En 1967, la Galerie Krane Kalman organise une exposition en Angleterre pour
Laurin. Toute sa famille se trouve là en vacances ; Julia, Pauline avec
deux de ses enfants et Monique avec cinq de ses enfants. Laurin a de brusques
douleurs alors qu'il se trouve à Broadstairs. Emmené d'urgence
à Londres, on diagnostique un cancer de la prostate. Le docteur ne veut
pas qu'il sache ce qu'il a, alors ni ses filles ni Julia ne le lui disent. Ce
n'est que deux ans avant sa mort, que sa fille Monique trouve qu'il est nécessaire
de le lui dire.
Laurin va, pour la première fois de sa vie, en Allemagne, pour une semaine,
avec son gendre Reinhard von Nagel, et dit à sa fille "tu vois la
guerre, c'est bien fini".
En 1968, une exposition à la Galerie Christiane Colin, quai Bourbon,
montre les dernières toiles de Laurin et ses pastels et dessins.
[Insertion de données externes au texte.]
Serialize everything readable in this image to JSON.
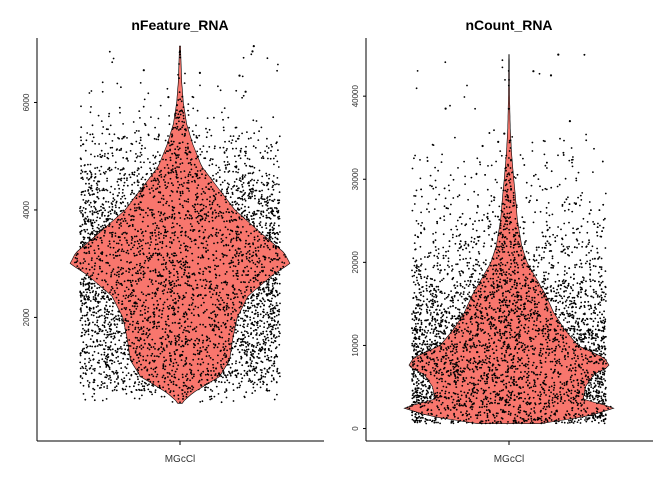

Des
femmes " Carpes", nues, couleurs vives, scènes de bars couleurs
chartreuses, des paysages d'Aix avec des femmes amazones allongées devant
la Sainte-Victoire : Laurin est heureux. La jeunesse de Mai 68 l'émeut
beaucoup et le noyé de l'usine de Flin l'attriste et lui inspire une
affiche sur cette mort, affiche qui évoque si bien le mouvement de Mai
1968.
En 1970, la fille de Laurin, Monique, et son mari Reinhard, organisent une exposition
à la galerie Katia Granoff à Paris. Ayant eu de bonnes critiques
et ayant bien vendu, Laurin retourne sur Aix et a un dernier accrochage public
de ses oeuvres. C'est à Aix, sur le cours Mirabeau, à la galerie
des Amis des Arts.
En 1972, Laurin entre dans une clinique où il meurt le 20 février
1973, deux jours avant sont 72ième anniversaire, avec sa fille Monique
à son chevet. Il est inhumé au cimetière Saint-Pierre,
non loin de la tombe de Cézanne et de son ami Darius Milhaud.